CINCINNATI -- Dan Marks showed up at the Holy Grail Banks and found his table of choice around 3:15 Monday afternoon. Marks was properly attired in his Bengals jersey and headgear nearly three hours before the start of 700 WLW’s “Bengals Line” show. He is one of several regulars to this and other Bengals-related shows throughout each week. It’s earlier than he normally shows up but Marks knows the crowd is going to bigger on this night.
“When they start winning, people jump on the bandwagon,” said Marks.
Sunday’s dramatic 27-24 overtime win against Seattle, a victory in which the Bengals rallied from a 17-point deficit at the start of the fourth quarter, was their fifth in a row to start the season. The last time the Bengals started a season 5-0 was in 1988 when they won their first six games. That was also the last season the Bengals played in the Super Bowl.
The Bengals have fans excited about what could be. Coming on the heels of a baseball season in which the Reds lost 98 games and finished 36 games out of first place, sports fans in Cincinnati are ready to celebrate some good times.
Does that make them fair-weather? Are Cincinnati fans the kind that will only back their teams when the wins outweigh the losses? Or is the majority more like Marks, a retired Duke Energy supervisor from Amelia whose loyalty to both of the city’s major pro teams may have taken different forms since he first bought Bengals season tickets in 1973 but has never been lost?
“I go back and forth on this,” said Lance McAlister, who is co-host of “Bengals Line” among his many duties with WLW and sister station ESPN 1530. “You know the old cliché 'love ‘em and leave ‘em?' This city will love them but they’ll never leave them. They know how to celebrate and ride the wave of emotion for the positive, yet they know full well the experience of the crash.”
Wayne Box Miller, another long-time radio personality who is well-tuned to the pulse of Cincinnati sports fans, said today’s fans are more knowledgeable in just how important they are to teams.

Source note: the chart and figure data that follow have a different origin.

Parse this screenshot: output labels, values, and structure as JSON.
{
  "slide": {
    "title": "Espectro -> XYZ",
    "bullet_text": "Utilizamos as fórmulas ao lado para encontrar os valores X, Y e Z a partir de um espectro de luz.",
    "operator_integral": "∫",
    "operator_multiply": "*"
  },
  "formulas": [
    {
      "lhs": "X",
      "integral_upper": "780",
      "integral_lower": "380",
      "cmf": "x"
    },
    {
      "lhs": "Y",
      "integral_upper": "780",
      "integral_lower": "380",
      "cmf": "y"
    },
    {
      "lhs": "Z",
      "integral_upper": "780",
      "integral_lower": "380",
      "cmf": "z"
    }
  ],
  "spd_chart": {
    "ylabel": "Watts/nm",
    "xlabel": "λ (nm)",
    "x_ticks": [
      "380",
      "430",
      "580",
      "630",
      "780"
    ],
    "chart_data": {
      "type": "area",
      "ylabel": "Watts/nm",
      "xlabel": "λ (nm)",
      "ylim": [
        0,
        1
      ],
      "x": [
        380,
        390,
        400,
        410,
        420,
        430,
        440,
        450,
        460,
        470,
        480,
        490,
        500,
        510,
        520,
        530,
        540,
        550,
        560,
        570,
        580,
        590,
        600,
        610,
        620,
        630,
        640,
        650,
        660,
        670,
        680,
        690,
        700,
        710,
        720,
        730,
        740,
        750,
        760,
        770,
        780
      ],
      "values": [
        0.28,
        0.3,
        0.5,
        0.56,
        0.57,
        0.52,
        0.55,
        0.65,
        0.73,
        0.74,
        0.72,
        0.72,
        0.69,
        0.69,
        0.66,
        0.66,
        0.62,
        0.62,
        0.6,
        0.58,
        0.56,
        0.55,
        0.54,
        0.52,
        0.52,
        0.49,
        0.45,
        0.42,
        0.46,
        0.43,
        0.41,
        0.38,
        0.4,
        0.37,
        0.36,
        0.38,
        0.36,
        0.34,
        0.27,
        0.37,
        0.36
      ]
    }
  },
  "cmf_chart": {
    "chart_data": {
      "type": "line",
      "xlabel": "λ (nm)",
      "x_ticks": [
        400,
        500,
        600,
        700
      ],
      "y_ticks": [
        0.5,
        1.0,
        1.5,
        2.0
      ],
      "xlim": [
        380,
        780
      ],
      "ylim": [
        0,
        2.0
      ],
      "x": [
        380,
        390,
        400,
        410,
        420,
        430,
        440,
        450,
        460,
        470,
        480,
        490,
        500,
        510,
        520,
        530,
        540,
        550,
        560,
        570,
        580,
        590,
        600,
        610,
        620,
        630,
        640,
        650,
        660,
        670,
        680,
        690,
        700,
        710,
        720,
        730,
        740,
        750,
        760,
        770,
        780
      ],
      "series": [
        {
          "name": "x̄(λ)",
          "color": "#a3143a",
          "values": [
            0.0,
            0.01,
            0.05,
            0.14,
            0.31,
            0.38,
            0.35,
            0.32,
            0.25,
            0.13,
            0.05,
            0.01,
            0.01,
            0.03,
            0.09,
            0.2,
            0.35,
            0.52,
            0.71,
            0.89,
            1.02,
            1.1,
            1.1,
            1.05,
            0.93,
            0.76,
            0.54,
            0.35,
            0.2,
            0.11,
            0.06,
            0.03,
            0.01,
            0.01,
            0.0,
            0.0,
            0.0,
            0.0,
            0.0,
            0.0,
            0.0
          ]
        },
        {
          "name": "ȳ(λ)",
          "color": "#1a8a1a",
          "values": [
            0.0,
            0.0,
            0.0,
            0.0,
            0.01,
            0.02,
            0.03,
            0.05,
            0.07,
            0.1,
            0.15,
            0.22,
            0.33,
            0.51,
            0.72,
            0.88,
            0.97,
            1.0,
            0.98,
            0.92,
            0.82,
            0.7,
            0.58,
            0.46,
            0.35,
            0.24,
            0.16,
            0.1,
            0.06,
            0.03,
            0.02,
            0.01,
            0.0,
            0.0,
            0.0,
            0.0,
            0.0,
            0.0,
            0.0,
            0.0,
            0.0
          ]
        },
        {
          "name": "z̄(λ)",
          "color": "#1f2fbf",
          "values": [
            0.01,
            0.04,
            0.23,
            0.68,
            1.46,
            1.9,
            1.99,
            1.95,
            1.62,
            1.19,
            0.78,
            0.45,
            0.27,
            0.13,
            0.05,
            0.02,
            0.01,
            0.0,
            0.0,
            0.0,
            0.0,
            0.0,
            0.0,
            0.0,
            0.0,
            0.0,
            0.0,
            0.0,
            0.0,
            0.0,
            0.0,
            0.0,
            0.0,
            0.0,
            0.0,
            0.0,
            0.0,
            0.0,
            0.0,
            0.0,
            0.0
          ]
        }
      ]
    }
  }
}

“I think the fan base has really come to understand their value, as evidenced by the new Reds regime when (Bob) Castellini took over,” said Miller. “They embraced him, they listened to what he had to say. Even with the Bengals, Katie (Blackburn) got more involved and Marvin (Lewis) has a little more say so and I think the fans started feeling that we can embrace our teams now.”
Cincinnati’s locale also plays into fan loyalty. Beyond the Bengals and Reds, fan passions are flamed by college programs at the University of Cincinnati, Xavier, Ohio State, Kentucky and Miami among others. Loyalties to high schools are also fervent.
“When they ask you here ‘Where’d you go to school?’ they don’t mean college,” said Miller. “Their loyalty and their fanatical behavior is more attributed to their high school teams than their pro teams. They love their pro teams but their fanatical disposition is usually tied to Elder or St. X or Withrow or whatever.”
As Marks sat at his table about 20 feet from the “Bengals Line” broadcast stage where McAlister and co-host Dave Lapham set up shop the crowd at Holy Grail grows. It’s still more than 45 minutes before the show is to begin at 6 p.m., but a sizable line has already formed for people seeking autographs for the night’s first guest: quarterback Andy Dalton.
Dalton has drawn the ire of fans for his and the team’s postseason failings the last four years, but his play so far this season is turning heads across the country. There is nothing but love for Dalton on this night.
“I’ve always thought that if you took away the cost of tickets and the fan experience, these fans aren’t bandwagon at the core,” said McAlister. “I think they’re frustrated by the down times, and I think they’ve lost an appreciation for the good times. I think they’ve been so consumed by so much that has gone wrong that they’ve lost the ability to enjoy the day-to-day.”
The Bengals are making for some enjoyable days so far for every fan. Marks, for one, is going to be there regardless.
“I love Cincinnati. I was born in Cincinnati. I live in Clermont County but I’m a Cincinnati guy,” said Marks. “I can’t root for any other team. People that root for Pittsburgh or Cleveland, I don’t understand that.”